Here, we aimed to unravel the molecular regulation of autophagy dynamics in Arabidopsis thaliana by investigating the involvement of the scaffold proteins 14-3-3λ and 14-3-3κ in regulating the proteolysis of ATG6. Phenotypic analyses revealed that 14-3-3λ and 14-3-3κ overexpression lines exhibited increased sensitivity to nutrient starvation, premature leaf senescence, and a decrease in starvation-induced autophagic vesicles, resembling the phenotypes of autophagy-defective mutants, suggesting the potential roles of 14-3-3 proteins in regulating autophagy in plants. Furthermore, our investigation unveiled the involvement of 14-3-3λ and 14-3-3κ in the RING finger E3 ligase SINAT1-mediated ubiquitination and destabilization of ATG6 in vivo. We also observed repressed turnover of ATG6 and translocation of GFP-ATG6 to mCherry-ATG8a-labelled punctate structures in the autophagy-defective mutant, which suggesting that ATG6 is probably a target of autophagy.

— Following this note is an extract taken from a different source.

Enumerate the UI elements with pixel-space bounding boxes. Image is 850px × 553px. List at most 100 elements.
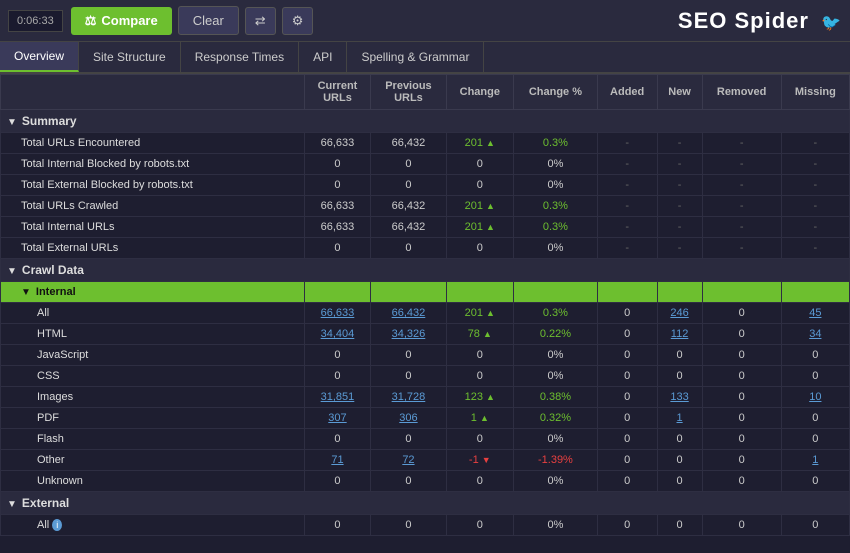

Additionally, 14-3-3λ and 14-3-3κ interacted with Tumor necrosis factor Receptor Associated Factor 1a (TRAF1a) to promote the stability of TRAF1a in vivo under nutrient-rich conditions, suggesting a feedback regulation of autophagy. These findings demonstrate that 14-3-3λ and 14-3-3κ serve as scaffold proteins to regulate autophagy by facilitating the SINAT1-mediated proteolysis of ATG6, involving both direct and indirect mechanisms, in plants.

CONCLUSIONS

14-3-3 proteins regulate autophagy by directly or indirectly binding to ATG6 and SINAT1 to promote ubiquitination and degradation of ATG6. 14-3-3 proteins are involved in modulating autophagy dynamics by facilitating SINAT1-mediated ubiquitination and degradation of ATG6.